Título: Bolívia vota Constituinte e autonomia
Autor: Roberto Lameirinhas
Fonte: O Estado de São Paulo, 29/06/2006, Internacional, p. A12

Nem mesmo os bolivianos têm clareza sobre os dois processos eleitorais - separados, mas complementares - que o país promove no domingo. Os eleitores vão às urnas para dizer sim ou não à concessão de autonomia para os nove departamentos (Estados) que formam o país. E também elegerão 255 deputados para a Assembléia Constituinte, encarregada de redigir uma nova Carta capaz de reduzir a crônica tensão política da Bolívia, que teve cinco presidentes desde outubro de 2003.

Autonomia é a palavra de ordem e velha aspiração dos líderes de Santa Cruz de la Sierra, a região mais desenvolvida do país. As últimas pesquisas indicam que quase 80% dos crucenhos devem votar pelo "sim" no referendo sobre autonomia. Mas o grau e o alcance dessa autonomia só serão definidos pela nova Constituição.

O governo do presidente Evo Morales tem adotado posições ambíguas sobre a concessão de autonomia para Santa Cruz. O Movimento ao Socialismo (MAS), de Morales, se diz a favor da concessão de alguma autonomia para os crucenhos, mas não nos termos propostos pelo Comitê Cívico Pró-Santa Cruz - que os governistas qualificam de "representantes da direita camba (como são designados os habitantes da planície do leste boliviano)". O principal ponto de discórdia está na arrecadação e distribuição dos impostos.

Santa Cruz - onde se localizam as principais jazidas de gás natural, indústrias e campos da agroindústria - arrecada quase metade dos impostos do país, que é repassada ao governo central, em La Paz. Dessa receita, menos de um terço retorna ao departamento, por meio de pagamento de funcionários, obras e serviços.

A discrepância entre o que se arrecada e o que se usufrui causa ressentimentos entre os cambas - descendentes de europeus. Um ressentimento que, invariavelmente, desemboca em racismo contra os collas (a população do Altiplano majoritariamente indígena). O sentimento geral dos crucenhos é o de que eles trabalham para que La Paz, com seu quase meio milhão de funcionários públicos, gaste.

Movimentos de raiz eminentemente separatista, como o Nação Camba, cresceram depois que os seguidos bloqueios de estradas promovidos por líderes indígenas paralisaram sistematicamente as atividades econômicas do país a partir de 2003. E se aprofundaram com a eleição de Evo, em dezembro, e a nacionalização dos recursos de gás e petróleo, decretada em 1º de maio.

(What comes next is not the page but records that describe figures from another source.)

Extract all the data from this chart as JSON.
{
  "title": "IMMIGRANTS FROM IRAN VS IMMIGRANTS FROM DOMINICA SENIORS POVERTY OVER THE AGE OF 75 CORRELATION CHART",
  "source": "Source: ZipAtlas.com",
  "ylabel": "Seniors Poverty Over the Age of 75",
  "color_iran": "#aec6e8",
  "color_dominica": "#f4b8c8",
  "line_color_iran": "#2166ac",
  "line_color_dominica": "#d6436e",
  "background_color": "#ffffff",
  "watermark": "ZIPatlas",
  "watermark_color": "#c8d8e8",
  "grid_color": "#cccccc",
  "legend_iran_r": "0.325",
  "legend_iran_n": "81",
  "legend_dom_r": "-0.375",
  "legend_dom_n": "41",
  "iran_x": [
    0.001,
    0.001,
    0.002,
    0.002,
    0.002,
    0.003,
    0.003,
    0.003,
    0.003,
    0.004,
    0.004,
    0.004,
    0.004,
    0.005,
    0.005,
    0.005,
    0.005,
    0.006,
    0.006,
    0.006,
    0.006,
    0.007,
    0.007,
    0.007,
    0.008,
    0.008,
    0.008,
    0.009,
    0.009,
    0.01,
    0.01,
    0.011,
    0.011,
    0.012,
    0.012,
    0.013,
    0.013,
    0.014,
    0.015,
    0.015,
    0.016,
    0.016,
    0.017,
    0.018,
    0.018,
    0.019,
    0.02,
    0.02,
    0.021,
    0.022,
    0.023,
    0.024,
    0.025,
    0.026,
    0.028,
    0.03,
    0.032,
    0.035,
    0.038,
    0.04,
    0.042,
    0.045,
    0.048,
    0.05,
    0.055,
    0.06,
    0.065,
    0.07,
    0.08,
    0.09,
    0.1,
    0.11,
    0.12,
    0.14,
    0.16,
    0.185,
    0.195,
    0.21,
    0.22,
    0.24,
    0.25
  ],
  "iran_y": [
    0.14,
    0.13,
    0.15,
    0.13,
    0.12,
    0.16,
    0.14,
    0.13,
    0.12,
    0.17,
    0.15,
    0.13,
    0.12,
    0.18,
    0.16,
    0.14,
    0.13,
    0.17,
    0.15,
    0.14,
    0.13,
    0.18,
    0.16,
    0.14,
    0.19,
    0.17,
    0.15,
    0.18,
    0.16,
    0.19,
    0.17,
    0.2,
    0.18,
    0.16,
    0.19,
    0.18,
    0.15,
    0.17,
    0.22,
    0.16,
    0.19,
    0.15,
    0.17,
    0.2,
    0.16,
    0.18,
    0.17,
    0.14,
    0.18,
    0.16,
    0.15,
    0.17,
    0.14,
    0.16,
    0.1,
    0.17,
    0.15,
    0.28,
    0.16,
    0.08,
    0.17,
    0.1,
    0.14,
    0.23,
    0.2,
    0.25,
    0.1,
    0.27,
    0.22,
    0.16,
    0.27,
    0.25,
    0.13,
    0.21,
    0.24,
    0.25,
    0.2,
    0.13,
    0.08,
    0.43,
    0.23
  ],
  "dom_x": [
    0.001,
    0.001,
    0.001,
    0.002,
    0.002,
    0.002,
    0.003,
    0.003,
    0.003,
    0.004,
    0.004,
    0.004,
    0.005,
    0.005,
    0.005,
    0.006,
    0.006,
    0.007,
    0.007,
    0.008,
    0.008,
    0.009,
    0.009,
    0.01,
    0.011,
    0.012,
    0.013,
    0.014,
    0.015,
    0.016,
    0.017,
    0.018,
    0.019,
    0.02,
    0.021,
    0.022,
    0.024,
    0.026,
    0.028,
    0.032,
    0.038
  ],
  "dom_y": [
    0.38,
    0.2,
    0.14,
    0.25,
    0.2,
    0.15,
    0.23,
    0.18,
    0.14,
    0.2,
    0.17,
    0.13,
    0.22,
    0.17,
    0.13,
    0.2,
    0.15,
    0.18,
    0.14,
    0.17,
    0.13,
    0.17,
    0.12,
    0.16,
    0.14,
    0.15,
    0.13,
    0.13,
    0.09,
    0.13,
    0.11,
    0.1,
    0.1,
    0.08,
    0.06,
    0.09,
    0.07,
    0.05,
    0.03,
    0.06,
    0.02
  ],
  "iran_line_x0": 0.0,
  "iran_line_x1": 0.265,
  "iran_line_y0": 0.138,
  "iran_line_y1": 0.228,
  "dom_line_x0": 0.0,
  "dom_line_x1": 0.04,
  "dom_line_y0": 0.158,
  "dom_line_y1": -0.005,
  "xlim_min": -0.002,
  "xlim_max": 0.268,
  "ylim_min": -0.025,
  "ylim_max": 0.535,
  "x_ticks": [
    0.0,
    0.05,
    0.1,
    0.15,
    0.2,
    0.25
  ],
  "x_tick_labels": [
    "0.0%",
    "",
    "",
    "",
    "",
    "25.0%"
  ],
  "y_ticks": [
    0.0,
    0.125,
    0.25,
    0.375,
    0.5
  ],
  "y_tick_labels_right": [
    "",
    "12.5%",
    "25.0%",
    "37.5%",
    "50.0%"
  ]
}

O porta-voz do Comitê Pró-Santa Cruz, Daniel Castro, assegurou ao Estado que a proposta da entidade nada tem a ver com separatismo. "Queremos algo parecido com o que existe nos Estados do Brasil, por exemplo", afirma.

"Nos outros departamentos, muita gente está pensando que serão necessários vistos em seu passaporte para vir a Santa Cruz, caso o 'sim' vença", diz Martín Obregón, professor de Ciências Políticas da Universidade Livre de Santa Cruz. "Todo o processo tanto do referendo quanto da Constituinte foi precipitado, mal esclarecido e mal conduzido. O referendo de autonomia deveria ser convocado pela próxima Constituição. O eleitor deveria saber exatamente que grau de independência teriam os departamentos."

Embalado por uma popularidade que oscila entre 75% e 80%, Evo deve obter esmagadora maioria na Constituinte, o que poderia reduzir as pretensões dos autonomistas de Santa Cruz ao nível mínimo, ainda que o referendo obrigue a assembléia a redigir um capítulo sobre o tema. Há ainda dúvidas sobre a jurisdição do resultado do referendo. A atual Constituição não contempla consultas regionais.

Por isso, alguns juristas interpretam que o debate sobre autonomia só irá à Assembléia Constituinte se o "sim" obtiver mais de 50% dos votos em todo o país. Para o Comitê Pró-Santa Cruz, a nova Constituição terá de estabelecer regras de autonomia para todos os departamentos onde o "sim" tiver maioria, independentemente do resultado nacional.